Let us define $\displaystyle A=\sup\{f(x)\mid x<a\}$, as you have done. Here is how I would prove that $\displaystyle \lim_{x\to a^-}f(x)=A$. We show that for every $\displaystyle \varepsilon>0$ there exists a $\displaystyle \delta>0$ such that when $\displaystyle a-\delta<x<a$ and $\displaystyle x\in I$ we have $\displaystyle A-\varepsilon<f(x)\le A$. Note that the second inequality, i.e., $\displaystyle f(x)\le A$, holds by the definition of $\displaystyle \sup$.

Let $\displaystyle \varepsilon$ be given.

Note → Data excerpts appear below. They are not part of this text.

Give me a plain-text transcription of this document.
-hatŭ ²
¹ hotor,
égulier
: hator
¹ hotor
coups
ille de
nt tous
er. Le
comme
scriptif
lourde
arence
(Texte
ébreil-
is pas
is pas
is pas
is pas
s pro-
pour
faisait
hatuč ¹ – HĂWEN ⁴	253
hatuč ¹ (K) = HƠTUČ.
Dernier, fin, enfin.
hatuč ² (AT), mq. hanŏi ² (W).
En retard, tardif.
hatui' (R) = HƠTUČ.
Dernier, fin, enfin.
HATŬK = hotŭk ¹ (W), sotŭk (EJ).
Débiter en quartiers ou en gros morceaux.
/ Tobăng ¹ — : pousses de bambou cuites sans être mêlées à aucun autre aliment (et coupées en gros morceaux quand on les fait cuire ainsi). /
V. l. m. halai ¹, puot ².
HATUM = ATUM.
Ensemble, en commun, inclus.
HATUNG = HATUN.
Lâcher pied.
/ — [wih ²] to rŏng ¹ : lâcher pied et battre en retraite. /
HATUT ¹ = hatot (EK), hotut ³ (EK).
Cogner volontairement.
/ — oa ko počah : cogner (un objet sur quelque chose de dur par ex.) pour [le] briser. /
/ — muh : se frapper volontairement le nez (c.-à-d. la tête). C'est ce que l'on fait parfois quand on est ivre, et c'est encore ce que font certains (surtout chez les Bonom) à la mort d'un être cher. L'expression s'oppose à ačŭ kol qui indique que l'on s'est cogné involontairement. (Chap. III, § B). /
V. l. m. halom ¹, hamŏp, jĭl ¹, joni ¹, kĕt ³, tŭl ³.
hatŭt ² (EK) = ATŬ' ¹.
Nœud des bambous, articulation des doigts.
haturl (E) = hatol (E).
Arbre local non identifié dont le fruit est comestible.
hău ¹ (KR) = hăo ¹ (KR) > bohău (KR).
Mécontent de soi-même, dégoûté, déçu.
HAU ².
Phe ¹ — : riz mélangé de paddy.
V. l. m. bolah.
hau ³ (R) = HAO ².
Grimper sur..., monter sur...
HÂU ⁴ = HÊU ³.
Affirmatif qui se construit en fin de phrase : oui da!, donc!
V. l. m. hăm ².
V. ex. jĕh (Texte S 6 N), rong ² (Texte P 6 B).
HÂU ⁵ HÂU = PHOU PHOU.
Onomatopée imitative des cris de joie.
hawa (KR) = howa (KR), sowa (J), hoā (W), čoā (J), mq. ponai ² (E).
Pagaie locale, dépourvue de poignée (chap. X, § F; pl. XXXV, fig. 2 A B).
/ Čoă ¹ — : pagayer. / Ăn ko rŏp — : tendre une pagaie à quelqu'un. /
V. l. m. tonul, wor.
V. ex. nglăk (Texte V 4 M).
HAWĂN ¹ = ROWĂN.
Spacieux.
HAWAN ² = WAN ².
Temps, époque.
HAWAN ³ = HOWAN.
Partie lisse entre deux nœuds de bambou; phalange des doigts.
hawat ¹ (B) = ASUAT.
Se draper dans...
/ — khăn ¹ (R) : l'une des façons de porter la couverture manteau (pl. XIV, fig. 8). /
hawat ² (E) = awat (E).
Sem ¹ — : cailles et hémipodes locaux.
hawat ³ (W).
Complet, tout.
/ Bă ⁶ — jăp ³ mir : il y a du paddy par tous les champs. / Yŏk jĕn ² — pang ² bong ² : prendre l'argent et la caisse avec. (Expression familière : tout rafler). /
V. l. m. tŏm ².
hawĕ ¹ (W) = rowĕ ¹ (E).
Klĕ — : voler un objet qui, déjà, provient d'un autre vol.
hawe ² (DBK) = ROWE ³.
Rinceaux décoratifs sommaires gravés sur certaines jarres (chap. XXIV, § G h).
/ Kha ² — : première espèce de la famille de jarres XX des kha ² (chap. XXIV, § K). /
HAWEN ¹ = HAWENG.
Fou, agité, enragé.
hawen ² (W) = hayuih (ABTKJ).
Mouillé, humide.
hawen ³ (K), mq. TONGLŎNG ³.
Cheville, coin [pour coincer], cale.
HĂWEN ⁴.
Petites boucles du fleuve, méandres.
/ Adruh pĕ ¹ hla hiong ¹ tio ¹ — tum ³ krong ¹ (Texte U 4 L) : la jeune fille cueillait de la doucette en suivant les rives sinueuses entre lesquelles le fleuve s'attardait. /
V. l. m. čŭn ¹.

Also by the definition of $\displaystyle \sup$, $\displaystyle A-\varepsilon$ is not an upper bound of $\displaystyle \{f(x)\mid x<a\}$; therefore, there exists an $\displaystyle x_0<a$ such that $\displaystyle f(x_0)>A-\varepsilon$. But then, since f is increasing, for every $\displaystyle x$ such that $\displaystyle x_0<x<a$ we have $\displaystyle A-\varepsilon<f(x_0)<f(x)$. Therefore, we can take $\displaystyle \delta=a-x_0$.

6. A quasi-continuous function is one for which the right and left hand limits exist at each point. It is a standard theorem in analysis that any monotonic function is quasi-continuous. That is the essence of this problem. You are asked to show that the limit on the left exist at each point.